La muerte de la mujer bosnia C. B. el 31 de diciembre de 2010 fue también el comienzo de un pleito entre la hija de la fallecida y la empresa funeraria que contrató para que recogiera el cuerpo, lo embalsamase y lo trasladase a su tierra natal. A la vista del estado en que llegó el ataúd y que no habían sido suprimidos todos los signos cristianos, la hija de la fallecida se negó a pagar a la funeraria. La empresa de pompas fúnebres la demandó exigiéndole el pago de 6.500 euros por los servicios prestados y la mujer, a su vez, acudió a la Unión de Consumidores de Asturias (UCE) para oponerse a la demanda. Ella, además, reclamó 2.200 euros por daños morales. La mujer sólo reconocía una deuda de 5.400 euros con la funeraria puesto que se negaba a pagar el ataúd (1.100 euros).

El juez, finalmente, ha condenado a la hija de la fallecida a pagar a la funeraria 4.300 euros y ha descontado de la cantidad inicial que reclamaba la empresa 1.100 euros del ataúd y otros 1.100 por los daños morales causados, reduciendo así a la mitad lo que exigía la mujer bosnia. En la sentencia, el magistrado pone de manifiesto el escaso cuidado de la funeraria a la hora de preocuparse por la confesión de la fallecida puesto que retiró un crucifijo portante pero mantuvo la gran cruz. Y añade: «Uno de los principales deberes que corresponde a una empresa de servicios funerarios es la de ser especialmente escrupulosos y cuidadosos con los sentimientos de la familia de la persona fallecida».

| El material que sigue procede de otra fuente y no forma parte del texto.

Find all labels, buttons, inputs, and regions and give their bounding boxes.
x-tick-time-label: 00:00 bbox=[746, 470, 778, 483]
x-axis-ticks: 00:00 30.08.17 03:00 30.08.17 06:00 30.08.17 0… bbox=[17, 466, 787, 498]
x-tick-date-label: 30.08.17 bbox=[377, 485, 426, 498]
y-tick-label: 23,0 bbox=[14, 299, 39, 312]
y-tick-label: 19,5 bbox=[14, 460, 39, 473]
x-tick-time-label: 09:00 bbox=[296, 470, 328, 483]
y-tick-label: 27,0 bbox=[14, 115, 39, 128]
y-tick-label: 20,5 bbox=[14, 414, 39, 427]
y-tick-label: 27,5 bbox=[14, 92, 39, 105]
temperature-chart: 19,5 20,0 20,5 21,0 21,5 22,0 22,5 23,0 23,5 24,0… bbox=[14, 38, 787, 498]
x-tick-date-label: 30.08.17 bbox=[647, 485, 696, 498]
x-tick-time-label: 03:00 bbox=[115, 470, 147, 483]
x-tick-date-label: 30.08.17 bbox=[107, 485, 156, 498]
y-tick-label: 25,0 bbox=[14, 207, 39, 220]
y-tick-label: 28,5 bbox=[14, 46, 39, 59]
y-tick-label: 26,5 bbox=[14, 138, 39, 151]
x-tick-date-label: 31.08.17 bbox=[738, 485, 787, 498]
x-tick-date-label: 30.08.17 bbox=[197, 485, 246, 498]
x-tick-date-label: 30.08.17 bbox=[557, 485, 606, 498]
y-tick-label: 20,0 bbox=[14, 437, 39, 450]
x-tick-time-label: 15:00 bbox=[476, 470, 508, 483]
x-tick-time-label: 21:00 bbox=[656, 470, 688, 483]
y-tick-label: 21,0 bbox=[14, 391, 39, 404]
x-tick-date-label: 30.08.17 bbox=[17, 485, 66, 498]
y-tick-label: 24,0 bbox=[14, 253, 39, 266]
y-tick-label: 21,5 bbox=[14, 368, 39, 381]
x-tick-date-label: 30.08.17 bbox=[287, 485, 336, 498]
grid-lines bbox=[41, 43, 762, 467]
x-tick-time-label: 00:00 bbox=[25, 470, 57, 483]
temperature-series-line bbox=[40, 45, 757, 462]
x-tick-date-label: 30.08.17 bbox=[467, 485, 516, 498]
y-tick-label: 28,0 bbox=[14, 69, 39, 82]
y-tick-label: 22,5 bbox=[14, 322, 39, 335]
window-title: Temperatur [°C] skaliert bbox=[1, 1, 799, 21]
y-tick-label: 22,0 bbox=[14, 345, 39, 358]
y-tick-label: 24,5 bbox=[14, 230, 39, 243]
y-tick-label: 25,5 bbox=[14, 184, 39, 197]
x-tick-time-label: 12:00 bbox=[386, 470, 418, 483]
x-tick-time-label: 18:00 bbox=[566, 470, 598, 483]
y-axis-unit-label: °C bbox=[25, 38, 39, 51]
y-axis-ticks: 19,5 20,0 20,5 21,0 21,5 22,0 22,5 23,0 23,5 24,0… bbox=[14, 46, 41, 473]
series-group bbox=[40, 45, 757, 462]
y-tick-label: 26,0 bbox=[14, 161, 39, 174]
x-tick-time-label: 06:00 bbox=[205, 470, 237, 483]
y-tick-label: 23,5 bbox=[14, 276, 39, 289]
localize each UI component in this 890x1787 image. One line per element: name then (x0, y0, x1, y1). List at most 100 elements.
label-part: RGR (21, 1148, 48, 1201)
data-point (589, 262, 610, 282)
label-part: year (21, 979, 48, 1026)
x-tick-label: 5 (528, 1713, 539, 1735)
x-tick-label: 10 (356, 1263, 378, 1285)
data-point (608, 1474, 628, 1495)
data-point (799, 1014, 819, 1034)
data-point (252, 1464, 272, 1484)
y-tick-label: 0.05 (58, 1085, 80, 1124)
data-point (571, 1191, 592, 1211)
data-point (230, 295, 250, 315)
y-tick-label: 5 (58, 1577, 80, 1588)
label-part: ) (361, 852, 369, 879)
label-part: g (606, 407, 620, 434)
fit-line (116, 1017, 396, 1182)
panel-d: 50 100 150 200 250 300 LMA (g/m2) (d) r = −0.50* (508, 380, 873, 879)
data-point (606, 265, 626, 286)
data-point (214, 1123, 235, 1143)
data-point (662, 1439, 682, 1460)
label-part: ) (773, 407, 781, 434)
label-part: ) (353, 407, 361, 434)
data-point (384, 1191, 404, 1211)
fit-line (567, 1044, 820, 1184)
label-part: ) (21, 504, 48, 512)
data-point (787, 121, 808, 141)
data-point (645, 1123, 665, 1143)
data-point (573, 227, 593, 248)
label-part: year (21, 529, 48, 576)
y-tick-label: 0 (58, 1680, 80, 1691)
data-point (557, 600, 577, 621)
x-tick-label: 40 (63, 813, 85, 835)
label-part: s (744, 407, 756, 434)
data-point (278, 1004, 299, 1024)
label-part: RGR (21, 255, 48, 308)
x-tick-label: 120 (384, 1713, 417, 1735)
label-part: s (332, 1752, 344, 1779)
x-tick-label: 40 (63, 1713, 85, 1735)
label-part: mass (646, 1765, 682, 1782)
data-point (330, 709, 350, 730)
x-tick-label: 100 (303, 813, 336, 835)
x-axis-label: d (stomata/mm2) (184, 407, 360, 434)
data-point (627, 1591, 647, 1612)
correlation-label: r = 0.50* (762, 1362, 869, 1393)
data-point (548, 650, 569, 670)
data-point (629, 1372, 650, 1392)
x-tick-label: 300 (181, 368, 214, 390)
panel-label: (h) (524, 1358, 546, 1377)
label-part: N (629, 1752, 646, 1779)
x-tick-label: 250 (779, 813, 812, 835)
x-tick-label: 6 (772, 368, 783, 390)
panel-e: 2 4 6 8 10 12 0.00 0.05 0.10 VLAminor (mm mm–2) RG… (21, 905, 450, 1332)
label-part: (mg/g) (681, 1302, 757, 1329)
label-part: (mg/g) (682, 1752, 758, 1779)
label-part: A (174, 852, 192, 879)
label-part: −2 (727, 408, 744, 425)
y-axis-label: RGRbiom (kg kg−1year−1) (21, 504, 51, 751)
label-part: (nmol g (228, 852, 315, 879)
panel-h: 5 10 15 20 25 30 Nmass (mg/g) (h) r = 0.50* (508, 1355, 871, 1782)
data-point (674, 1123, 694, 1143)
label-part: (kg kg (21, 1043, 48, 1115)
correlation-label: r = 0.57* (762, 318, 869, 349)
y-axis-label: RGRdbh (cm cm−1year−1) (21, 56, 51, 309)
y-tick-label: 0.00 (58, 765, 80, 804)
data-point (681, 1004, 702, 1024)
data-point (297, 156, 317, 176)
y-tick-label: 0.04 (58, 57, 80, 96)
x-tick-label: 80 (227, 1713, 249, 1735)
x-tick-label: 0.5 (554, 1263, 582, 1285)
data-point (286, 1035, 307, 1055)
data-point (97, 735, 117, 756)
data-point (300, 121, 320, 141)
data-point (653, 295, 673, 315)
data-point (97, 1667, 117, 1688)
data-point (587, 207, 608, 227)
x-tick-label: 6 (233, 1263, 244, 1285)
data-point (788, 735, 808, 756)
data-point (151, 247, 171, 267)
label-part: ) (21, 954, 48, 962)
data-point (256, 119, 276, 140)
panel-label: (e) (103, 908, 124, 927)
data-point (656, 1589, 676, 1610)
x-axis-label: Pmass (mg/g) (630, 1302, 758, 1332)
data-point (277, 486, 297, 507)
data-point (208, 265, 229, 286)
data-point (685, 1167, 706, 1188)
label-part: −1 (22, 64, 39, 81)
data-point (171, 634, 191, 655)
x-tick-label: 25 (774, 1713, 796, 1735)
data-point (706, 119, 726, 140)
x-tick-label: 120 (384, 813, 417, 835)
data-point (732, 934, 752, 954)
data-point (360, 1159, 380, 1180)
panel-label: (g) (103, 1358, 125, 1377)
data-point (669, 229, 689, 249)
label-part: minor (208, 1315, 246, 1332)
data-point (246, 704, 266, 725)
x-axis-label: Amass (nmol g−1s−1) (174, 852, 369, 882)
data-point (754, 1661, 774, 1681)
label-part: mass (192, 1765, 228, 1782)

La sentencia considera que el contrato del servicio no se cumplió de forma adecuada y rechaza los argumentos de la funeraria, que esgrimió que los familiares se desentendieron de la fallecida y que la cruz de madera «podría taparse de forma sencilla con una capa de pintura». Y añade: «Se entregó un ataúd que no cumplía las condiciones solicitadas por los familiares de la fallecida, en un aspecto nada baladí como es el relativo a los sentimientos religiosos». Ese extremo le basta al juez para considerar que no se cumplió el contrato, sin ahondar en la cuestión de los daños que presentaba el ataúd. Eso sí, reconoce que «nada puede ser reprochado» a la funeraria sobre el estado en que llegó el féretro a Bosnia puesto que la empresa perdió el control sobre él en el momento en que entró en el avión que repatrió a la fallecida.